How does a bedridden cop crack one of the biggest mysteries in English history? Josephine Tey’s The Daughter of Time illuminates what it means to “do” history. When the protagonist Detective Grant becomes intrigued with a portrait of Richard III and the horrendous crime the medieval monarch is supposed to have committed, he sets out to uncover what really happened.
Grant soon finds that modern sources are unable to adequately explain how or why Richard III might’ve murdered his two young nephews. In fact, while they portray a sinister and calculating king they also acknowledge his many admirable qualities and achievements; it is this apparent contradiction that spurs Grant to dig deeper.
The detective is scandalized to find out that Sir Thomas More’s History of King Richard III, a contemporary account and the definitive history of the period, is nothing but a regurgitation of another’s story; More was only a boy during Richard’s reign. Interrogating sources is an important part of a historian’s work. We must seek to contextualize documents and not simply take them at face value. The questions we are currently asking in our archive assignment are a good guide: Who created the document and when? Who is the intended audience? What is the intended purpose of the document? Etc.
Grant is finally able to get his hands on some primary sources with the help of his sidekick-researcher Brent Carradine. Little by little, he pieces together the puzzle of the past. In some cases, what sources don’t say is as important as what they do say: in Henry Tudor’s Bill of Attainder against Richard, the new monarch makes no mention whatsoever of his predecessor’s crime.
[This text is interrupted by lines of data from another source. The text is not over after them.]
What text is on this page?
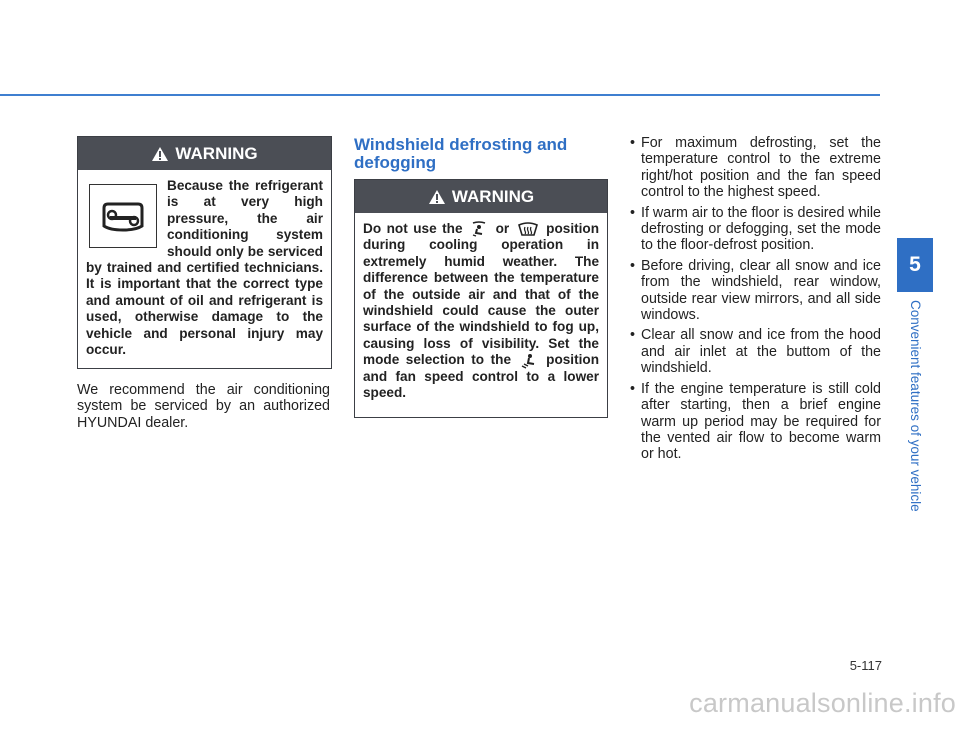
WARNING
Because the refrigerant is at very high pressure, the air conditioning system should only be serviced by trained and certified technicians. It is important that the correct type and amount of oil and refrigerant is used, otherwise damage to the vehicle and personal injury may occur.
We recommend the air conditioning system be serviced by an authorized HYUNDAI dealer.
Windshield defrosting and defogging
WARNING
Do not use the or	position during cooling operation in extremely humid weather. The difference between the temperature of the outside air and that of the windshield could cause the outer surface of the windshield to fog up, causing loss of visibility. Set the mode selection to the	position and fan speed control to a lower speed.
• For maximum defrosting, set the temperature control to the extreme right/hot position and the fan speed control to the highest speed.
• If warm air to the floor is desired while defrosting or defogging, set the mode to the floor-defrost position.
• Before driving, clear all snow and ice from the windshield, rear window, outside rear view mirrors, and all side windows.
• Clear all snow and ice from the hood and air inlet at the buttom of the windshield.
• If the engine temperature is still cold after starting, then a brief engine warm up period may be required for the vented air flow to become warm or hot.
5
Convenient features of your vehicle
5-117
carmanualsonline.info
Another notable aspect of Grant’s historical journey is that he talks with his companions and colleagues, much like a historian might dialogue with her peers. He shows us the importance of reasoning out loud and bouncing your ideas off of others.
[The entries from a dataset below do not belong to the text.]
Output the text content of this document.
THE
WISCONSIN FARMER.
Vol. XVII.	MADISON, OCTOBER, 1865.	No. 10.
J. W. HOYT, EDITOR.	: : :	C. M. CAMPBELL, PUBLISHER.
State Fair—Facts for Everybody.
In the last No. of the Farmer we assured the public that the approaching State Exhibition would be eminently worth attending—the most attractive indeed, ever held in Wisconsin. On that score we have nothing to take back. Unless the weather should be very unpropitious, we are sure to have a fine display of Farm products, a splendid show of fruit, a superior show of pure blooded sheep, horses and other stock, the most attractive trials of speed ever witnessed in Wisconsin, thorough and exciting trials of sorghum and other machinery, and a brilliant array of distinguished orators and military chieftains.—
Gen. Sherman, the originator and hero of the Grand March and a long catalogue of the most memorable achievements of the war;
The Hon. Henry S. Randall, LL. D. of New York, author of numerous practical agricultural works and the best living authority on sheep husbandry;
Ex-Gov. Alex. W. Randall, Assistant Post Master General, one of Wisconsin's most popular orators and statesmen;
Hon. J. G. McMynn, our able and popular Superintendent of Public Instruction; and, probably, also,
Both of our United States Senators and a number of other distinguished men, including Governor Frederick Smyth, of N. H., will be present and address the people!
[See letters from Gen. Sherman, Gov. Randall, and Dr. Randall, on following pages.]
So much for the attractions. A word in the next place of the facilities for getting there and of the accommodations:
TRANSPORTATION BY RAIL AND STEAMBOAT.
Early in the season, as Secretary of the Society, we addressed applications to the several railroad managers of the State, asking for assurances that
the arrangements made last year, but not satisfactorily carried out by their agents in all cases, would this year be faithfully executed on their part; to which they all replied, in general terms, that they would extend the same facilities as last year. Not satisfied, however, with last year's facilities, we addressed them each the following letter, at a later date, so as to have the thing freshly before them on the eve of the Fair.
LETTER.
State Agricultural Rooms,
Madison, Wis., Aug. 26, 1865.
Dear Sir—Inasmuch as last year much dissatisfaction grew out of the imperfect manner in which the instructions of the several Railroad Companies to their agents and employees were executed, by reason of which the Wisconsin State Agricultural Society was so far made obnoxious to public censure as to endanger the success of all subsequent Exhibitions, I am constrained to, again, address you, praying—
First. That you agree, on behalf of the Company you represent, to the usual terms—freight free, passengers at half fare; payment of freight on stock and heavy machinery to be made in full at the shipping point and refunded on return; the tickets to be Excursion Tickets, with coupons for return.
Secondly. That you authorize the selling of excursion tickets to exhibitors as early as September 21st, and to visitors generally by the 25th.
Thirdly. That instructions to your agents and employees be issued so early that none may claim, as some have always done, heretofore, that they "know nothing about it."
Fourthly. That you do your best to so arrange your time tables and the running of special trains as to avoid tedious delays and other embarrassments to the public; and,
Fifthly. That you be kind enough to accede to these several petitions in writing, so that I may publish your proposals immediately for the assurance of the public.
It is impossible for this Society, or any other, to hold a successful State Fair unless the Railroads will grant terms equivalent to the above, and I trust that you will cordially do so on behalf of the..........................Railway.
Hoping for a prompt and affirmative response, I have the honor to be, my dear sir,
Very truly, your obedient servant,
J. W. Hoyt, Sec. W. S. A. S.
In the end, Grant outlines the evidence he has amassed and builds his case. The driving question guiding the detective’s research: who had the profile and the motives to dispose of the princes? Was it the long-accused Richard III or his successor the usurping Henry VII who killed Edward’s two sons? For Grant, the facts just didn’t stack up against Richard. He is widely-reported as having been a level-headed, just, and merciful king. Henry, on the other hand, was power hungry and crafty. We can almost never know exactly how history happened, but we can make informed theories about the past based on the evidence we have. Using the evidence and his knowledge of human nature, Grant busts the case of how a malicious rumor came to be accepted as truth.